On the facet pivot simplex method for linear programming II: a linear iteration bound

TL;DR

This paper introduces a facet pivot method for linear programming that guarantees solving the problem within at most n-d facet pivot iterations, addressing worst-case complexity inspired by the disproof of the Hirsch Conjecture.

Contribution

It proposes a new facet pivot algorithm that achieves a linear iteration bound for solving linear programming problems in the worst case.

Findings

Facet pivot method solves LP in at most n-d iterations

The method addresses worst-case complexity bounds

Inspired by the disproof of the Hirsch Conjecture

Abstract

The Hirsch Conjecture stated that any $d$-dimensional polytope with n facets has a diameter at most equal to $n - d$. This conjecture was disproved by Santos (A counterexample to the Hirsch Conjecture, Annals of Mathematics, 172(1) 383-412, 2012).

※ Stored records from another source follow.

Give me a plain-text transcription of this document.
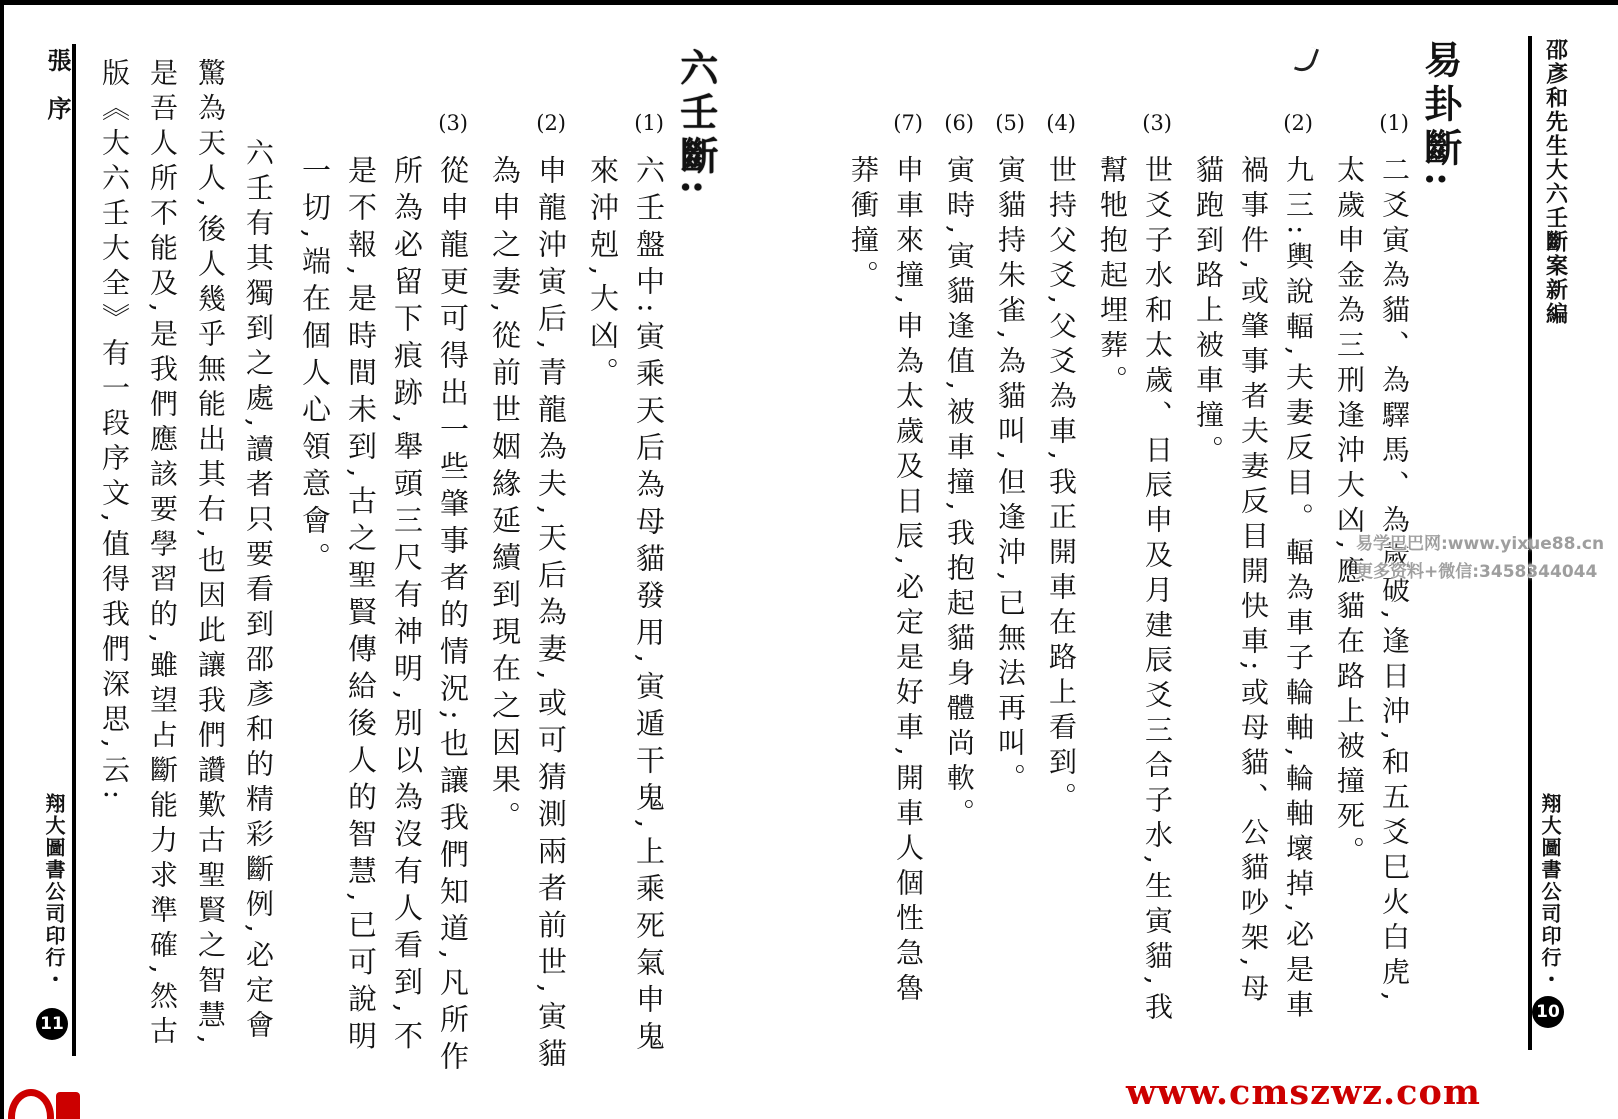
邵彥和先生大六壬斷案新編
翔大圖書公司印行・
10
易卦斷:
(1)
二爻寅為貓、為驛馬、為歲破,逢日沖,和五爻巳火白虎,太歲申金為三刑逢沖大凶,應貓在路上被撞死。
(2)
九三:輿說輻,夫妻反目。輻為車子輪軸,輪軸壞掉,必是車禍事件,或肇事者夫妻反目開快車;或母貓、公貓吵架,母貓跑到路上被車撞。
(3)
世爻子水和太歲、日辰申及月建辰爻三合子水,生寅貓,我幫牠抱起埋葬。
(4)
世持父爻,父爻為車,我正開車在路上看到。
(5)
寅貓持朱雀,為貓叫,但逢沖,已無法再叫。
(6)
寅時,寅貓逢值,被車撞,我抱起貓身體尚軟。
(7)
申車來撞,申為太歲及日辰,必定是好車,開車人個性急魯莽衝撞。
張序
翔大圖書公司印行・
11
六壬斷:
(1)
六壬盤中:寅乘天后為母貓發用,寅遁干鬼,上乘死氣申鬼來沖剋,大凶。
(2)
申龍沖寅后,青龍為夫,天后為妻,或可猜測兩者前世,寅貓為申之妻,從前世姻緣延續到現在之因果。
(3)
從申龍更可得出一些肇事者的情況;也讓我們知道,凡所作所為必留下痕跡,舉頭三尺有神明,別以為沒有人看到,不是不報,是時間未到,古之聖賢傳給後人的智慧,已可說明一切,端在個人心領意會。
六壬有其獨到之處,讀者只要看到邵彥和的精彩斷例,必定會驚為天人,後人幾乎無能出其右,也因此讓我們讚歎古聖賢之智慧,是吾人所不能及,是我們應該要學習的,雖望占斷能力求準確,然古版《大六壬大全》有一段序文,值得我們深思,云:	易学巴巴网:www.yixue88.cn
更多资料+微信:3458344044
www.cmszwz.com
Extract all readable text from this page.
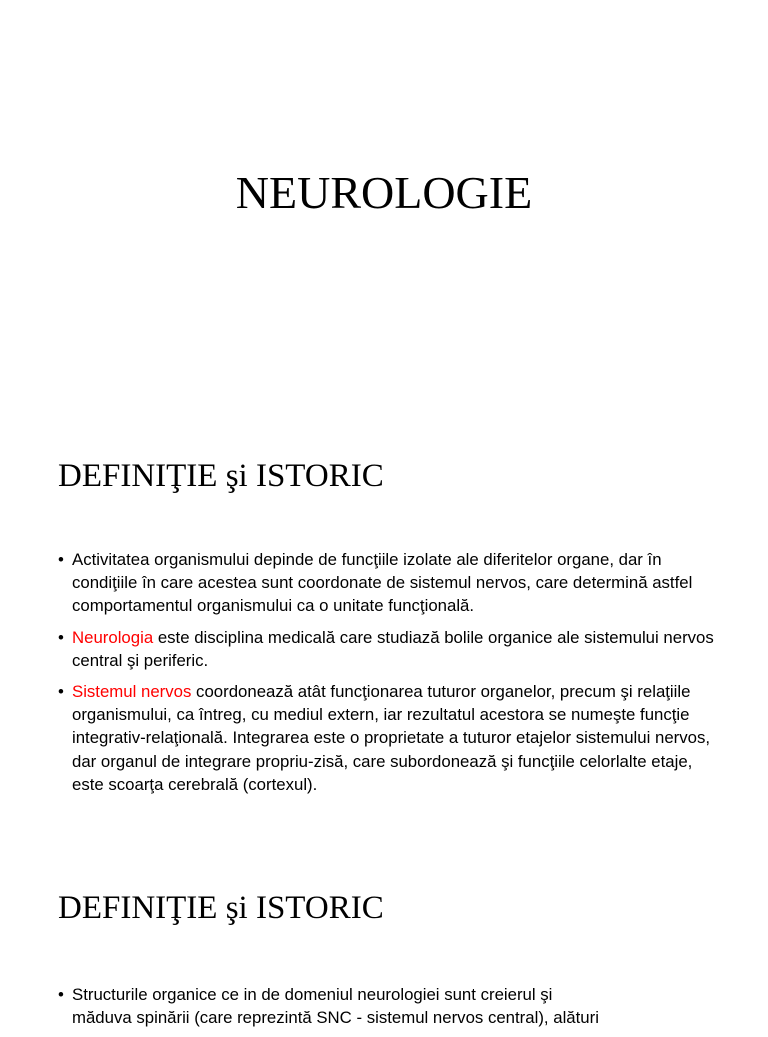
NEUROLOGIE
DEFINIŢIE şi ISTORIC
• Activitatea organismului depinde de funcţiile izolate ale diferitelor organe, dar în condiţiile în care acestea sunt coordonate de sistemul nervos, care determină astfel comportamentul organismului ca o unitate funcţională.
• Neurologia este disciplina medicală care studiază bolile organice ale sistemului nervos central şi periferic.
• Sistemul nervos coordonează atât funcţionarea tuturor organelor, precum şi relaţiile organismului, ca întreg, cu mediul extern, iar rezultatul acestora se numeşte funcţie integrativ-relaţională. Integrarea este o proprietate a tuturor etajelor sistemului nervos, dar organul de integrare propriu-zisă, care subordonează şi funcţiile celorlalte etaje, este scoarţa cerebrală (cortexul).
DEFINIŢIE şi ISTORIC
• Structurile organice ce in de domeniul neurologiei sunt creierul şi
măduva spinării (care reprezintă SNC - sistemul nervos central), alături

The implication of Santos' work is that all {\it vertex} pivot algorithms cannot solve the linear programming problem in the worst case in $n - d$ vertex pivot iterations. In the first part of this series of papers, we proposed a {\it facet} pivot method. In this paper, we show that the proposed facet pivot method can solve the canonical linear programming problem in the worst case in at most $n-d$ facet pivot iterations. This work was inspired by Smale's Problem 9 (Mathematical problems for the next century, In Arnold, V. I.; Atiyah, M.; Lax, P.; Mazur, B. Mathematics: frontiers and perspectives, American Mathematical Society, 271-294, 1999).